First, their knowledge of concepts and entities is uneven and often skewed toward the domains and distributions represented in widely used training resources and benchmarks. Second, they are typically deployed under a fixed-snapshot view of world knowledge, mirroring the static nature of the inventories that support many downstream pipelines, such as knowledge bases, which makes it difficult to handle newly emerging entities and rapidly evolving facts. Third, when models generate content in settings where new entities and information emerge continuously, current evaluation practices provide limited assurance of factual accuracy and little transparency into which statements are unsupported and why.
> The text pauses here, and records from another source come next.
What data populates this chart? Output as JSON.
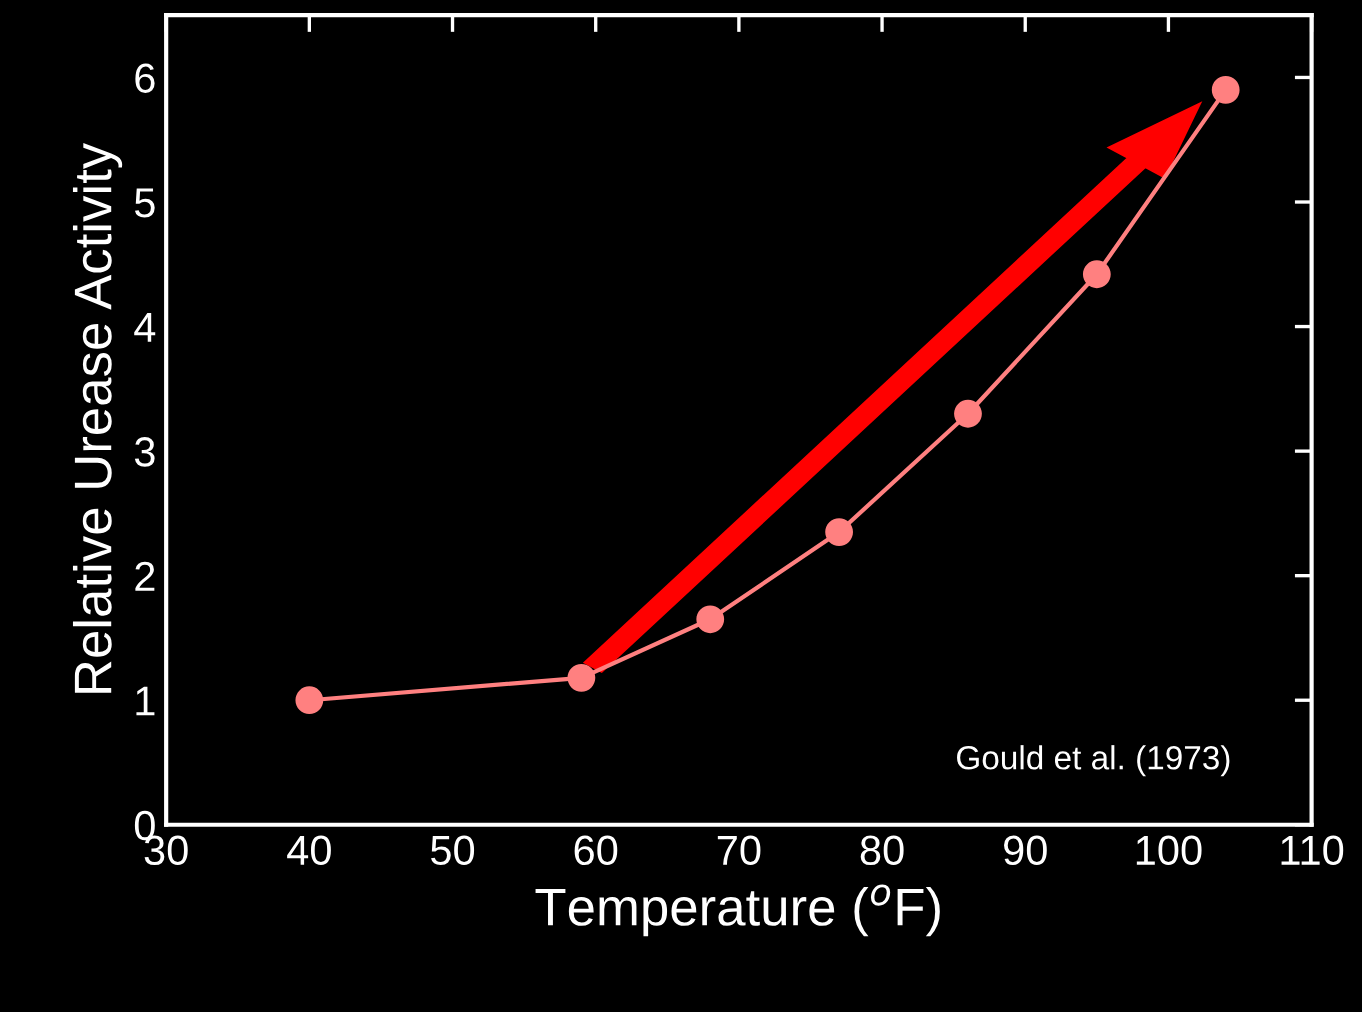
{
  "chart_data": {
    "type": "line",
    "xlabel": "Temperature ($^{o}$F)",
    "ylabel": "Relative Urease Activity",
    "x": [
      40,
      59,
      68,
      77,
      86,
      95,
      104
    ],
    "series": [
      {
        "color": "#ff8080",
        "values": [
          1.0,
          1.18,
          1.65,
          2.35,
          3.3,
          4.42,
          5.9
        ]
      }
    ],
    "marker": "circle",
    "line_style": "solid",
    "xlim": [
      30,
      110
    ],
    "xticks": [
      30,
      40,
      50,
      60,
      70,
      80,
      90,
      100,
      110
    ],
    "ylim": [
      0,
      6.5
    ],
    "yticks": [
      0,
      1,
      2,
      3,
      4,
      5,
      6
    ],
    "annotations": [
      "Gould et al. (1973)"
    ],
    "grid": false,
    "legend": false
  }
}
These challenges become even more pronounced in multimodal settings, where systems must jointly leverage visual and textual evidence to access and validate knowledge.
Motivated by these shortcomings, this thesis advances knowledge-intensive language and multimodal AI along three complementary directions that jointly support coverage, dynamic augmentation, and verification. We first develop large-scale resources and evaluation protocols that broaden semantic coverage beyond the narrow scope of widely used datasets, enabling systematic analysis of representation gaps and supporting the development and assessment of models that generalize across diverse concepts and entities. However, even broad-coverage static resources cannot keep pace with knowledge that emerges after their construction. To address this, we introduce retrieval-augmented generation methods that leverage externally retrieved evidence to produce factually grounded information for newly emerging entities, enabling knowledge inventories to be updated over time without retraining the downstream models that rely on them. As automatically generated content becomes a pathway for continual knowledge integration, ensuring its reliability becomes essential. We therefore propose evidence-grounded evaluation frameworks that decompose model outputs into verifiable units and validate each against source documents, providing fine-grained, interpretable factuality assessment suitable for reference-scarce settings.
Overall, this thesis advances AI systems that (i) cover a broader portion of real-world semantics, (ii) remain effective as knowledge evolves and new entities appear, and (iii) can be assessed with transparent, evidence-based factuality signals, enabling more reliable deployment in knowledge-intensive applications.